A previous bill was poised for passage in 2019, but President Joko Widodo urged lawmakers to delay a vote on the bill amid mounting public criticism that led to a nationwide protests when tens of thousands of people took to the streets. Opponents had said it lacked transparency in the law-making process and contained articles that discriminate against minorities. Mr. Widodo had instructed Law and Human Rights Minister Yasonna Laoly to get input from various communities while lawmakers discussed the articles.

A parliamentary taskforce finalised the bill in November and lawmakers unanimously approved it Tuesday in what Mr. Laoly praised as a “historic step.”

“It turns out that it is not easy for us to break away from colonial living legacy, even though this nation no longer wants to use colonial products,” Mr. Laoly said in a news conference.

“Finalising this process demonstrates that even 76 years after the Dutch Criminal Code was adopted as the Indonesian Criminal Code, it is never too late to produce laws on our own,” Mr. Laoly said. “The Criminal Code is a reflection of the civilization of a nation.”

On the death penalty

Under the new code, the death penalty will be imposed alternatively with a probationary period. This means a judge cannot immediately impose a death sentence. If within a period of 10 years the convict behaves well, then the death penalty is changed to life imprisonment or 20 years' imprisonment.
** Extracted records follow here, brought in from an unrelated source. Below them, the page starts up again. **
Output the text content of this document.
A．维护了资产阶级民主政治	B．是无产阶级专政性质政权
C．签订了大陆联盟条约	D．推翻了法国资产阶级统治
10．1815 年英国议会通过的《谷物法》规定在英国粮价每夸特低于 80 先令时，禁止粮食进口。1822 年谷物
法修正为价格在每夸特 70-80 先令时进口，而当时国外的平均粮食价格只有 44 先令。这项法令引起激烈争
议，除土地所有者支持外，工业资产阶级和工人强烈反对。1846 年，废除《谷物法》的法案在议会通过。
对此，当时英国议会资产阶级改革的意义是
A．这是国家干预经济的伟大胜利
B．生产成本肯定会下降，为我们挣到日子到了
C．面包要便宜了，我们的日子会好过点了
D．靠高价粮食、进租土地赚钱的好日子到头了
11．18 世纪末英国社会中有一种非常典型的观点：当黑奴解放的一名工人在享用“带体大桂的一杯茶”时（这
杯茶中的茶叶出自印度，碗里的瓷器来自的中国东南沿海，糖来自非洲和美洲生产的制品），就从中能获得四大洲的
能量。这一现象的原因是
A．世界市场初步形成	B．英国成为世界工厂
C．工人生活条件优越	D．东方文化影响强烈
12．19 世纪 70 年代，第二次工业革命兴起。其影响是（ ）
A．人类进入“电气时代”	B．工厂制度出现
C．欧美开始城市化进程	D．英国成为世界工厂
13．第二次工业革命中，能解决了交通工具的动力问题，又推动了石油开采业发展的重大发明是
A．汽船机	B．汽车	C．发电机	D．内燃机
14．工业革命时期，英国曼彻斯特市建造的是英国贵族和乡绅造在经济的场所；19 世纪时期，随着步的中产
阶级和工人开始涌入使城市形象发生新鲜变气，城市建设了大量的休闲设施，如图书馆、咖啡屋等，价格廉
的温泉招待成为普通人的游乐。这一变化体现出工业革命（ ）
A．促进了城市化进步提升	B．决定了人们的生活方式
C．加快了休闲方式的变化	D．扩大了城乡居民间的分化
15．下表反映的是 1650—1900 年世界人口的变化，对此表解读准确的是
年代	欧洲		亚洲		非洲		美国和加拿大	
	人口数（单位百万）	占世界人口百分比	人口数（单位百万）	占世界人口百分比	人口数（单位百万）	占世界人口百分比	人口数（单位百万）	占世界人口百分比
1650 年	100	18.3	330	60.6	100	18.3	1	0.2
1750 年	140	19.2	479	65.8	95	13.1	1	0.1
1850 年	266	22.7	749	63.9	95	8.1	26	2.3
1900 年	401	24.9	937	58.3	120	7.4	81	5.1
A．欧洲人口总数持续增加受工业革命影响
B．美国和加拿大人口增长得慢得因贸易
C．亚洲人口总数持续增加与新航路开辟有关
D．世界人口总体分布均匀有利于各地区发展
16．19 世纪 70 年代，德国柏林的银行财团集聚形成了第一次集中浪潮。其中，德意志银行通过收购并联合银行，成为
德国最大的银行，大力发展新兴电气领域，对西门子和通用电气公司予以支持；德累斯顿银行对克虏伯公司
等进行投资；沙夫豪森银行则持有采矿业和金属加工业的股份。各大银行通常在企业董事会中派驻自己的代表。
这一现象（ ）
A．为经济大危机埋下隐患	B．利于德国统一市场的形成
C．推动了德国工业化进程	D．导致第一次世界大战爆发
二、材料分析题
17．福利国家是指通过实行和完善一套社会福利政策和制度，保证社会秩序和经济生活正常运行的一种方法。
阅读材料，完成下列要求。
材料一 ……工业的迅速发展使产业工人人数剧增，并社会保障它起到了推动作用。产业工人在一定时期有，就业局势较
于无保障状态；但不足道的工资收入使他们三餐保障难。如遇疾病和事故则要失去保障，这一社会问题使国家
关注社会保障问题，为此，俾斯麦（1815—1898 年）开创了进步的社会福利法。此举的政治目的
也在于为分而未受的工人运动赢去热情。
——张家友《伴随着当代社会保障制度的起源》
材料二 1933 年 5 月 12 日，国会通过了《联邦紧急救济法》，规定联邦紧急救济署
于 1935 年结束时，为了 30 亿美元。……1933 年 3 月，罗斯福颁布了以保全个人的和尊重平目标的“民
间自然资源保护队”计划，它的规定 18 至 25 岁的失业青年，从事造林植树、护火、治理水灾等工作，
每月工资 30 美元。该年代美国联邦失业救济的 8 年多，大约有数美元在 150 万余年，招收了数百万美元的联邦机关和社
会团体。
The code also expands the existing Blasphemy Law and maintains a five-year prison term for deviations from the central tenets of Indonesia’s six recognized religions: Islam, Protestantism, Catholicism, Hinduism, Buddhism and Confucianism. Citizens could face a 10-year sentence under the bill for associating with organizations that follow Marxist-Leninist ideology and a four-year sentence for spreading communism.

Human Rights Watch said Tuesday that laws penalising criticism of public leaders are contrary to international law, and the fact that some forms of expression are considered insulting is not sufficient to justify restrictions or penalties.

“The danger of oppressive laws is not that they’ll be broadly applied, it’s that they provide avenue for selective enforcement,” said Andreas Harsono, a senior Indonesia researcher at the group.

Many hotels, including in tourism areas like Bali and metropolitan Jakarta, will risk to lose their visitors, he added.

“These laws let police extort bribes, let officials jail political foes, for instance, with the blasphemy law,” Harsono said.